There were no tattoos. He had broken left ribs and a chest tube. His liver had been damaged and he was going into respiratory failure. On the third day of his hospitalization, he was put through the brain death protocol and was determined to be irreversibly damaged with no hope of survival.
The state organ donor team arrived and took over his care. They did blood and tissue typing to recover his organs if a family member came forth to give permission.They maintained his blood pressure, kept his fever in check and cultured him to rule out infections.
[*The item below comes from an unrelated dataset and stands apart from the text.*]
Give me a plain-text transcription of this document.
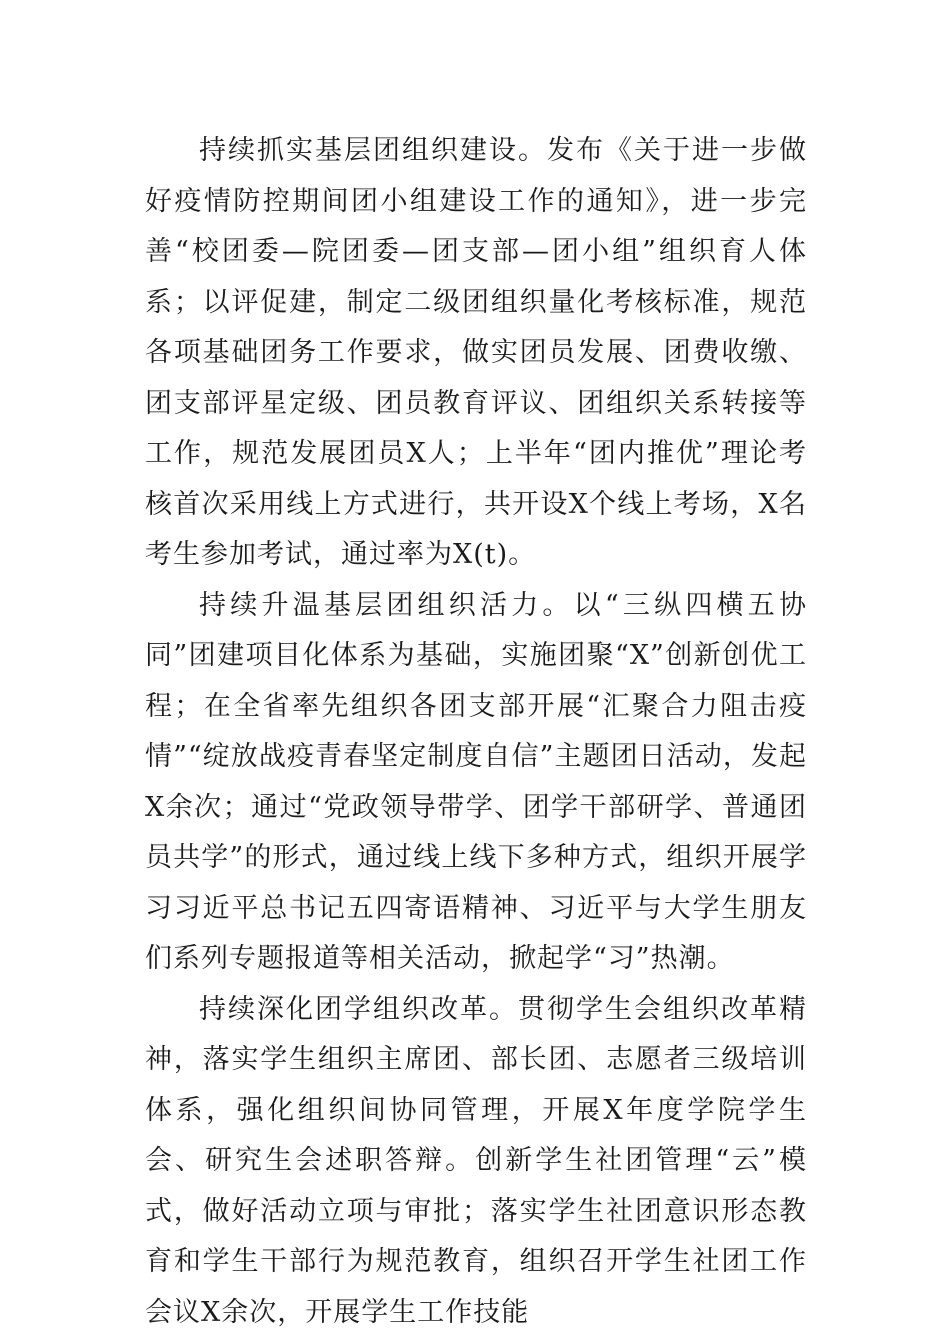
持续抓实基层团组织建设。发布《关于进一步做好疫情防控期间团小组建设工作的通知》，进一步完善“校团委—院团委—团支部—团小组”组织育人体系；以评促建，制定二级团组织量化考核标准，规范各项基础团务工作要求，做实团员发展、团费收缴、团支部评星定级、团员教育评议、团组织关系转接等工作，规范发展团员X人；上半年“团内推优”理论考核首次采用线上方式进行，共开设X个线上考场，X名考生参加考试，通过率为X(t)。

持续升温基层团组织活力。以“三纵四横五协同”团建项目化体系为基础，实施团聚“X”创新创优工程；在全省率先组织各团支部开展“汇聚合力阻击疫情”“绽放战疫青春坚定制度自信”主题团日活动，发起X余次；通过“党政领导带学、团学干部研学、普通团员共学”的形式，通过线上线下多种方式，组织开展学习习近平总书记五四寄语精神、习近平与大学生朋友们系列专题报道等相关活动，掀起学“习”热潮。

持续深化团学组织改革。贯彻学生会组织改革精神，落实学生组织主席团、部长团、志愿者三级培训体系，强化组织间协同管理，开展X年度学院学生会、研究生会述职答辩。创新学生社团管理“云”模式，做好活动立项与审批；落实学生社团意识形态教育和学生干部行为规范教育，组织召开学生社团工作会议X余次，开展学生工作技能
They tested for hepatitis A,B and HIV. He was referred to as a "stellar donor."
The team supported him for 3 days as the detectives tried to find family or friends. Finally, life support was withdrawn and he died alone and unknown within twenty minutes. he had a strong heart but it finally stuttered and stopped.
I left the room to get a morgue pack to wrap his poor broken body. ten minutes later I returned to the darkened room. As I put on the light, I saw it: Pinned to his gown was a St. Christopher's medal and a single red rose.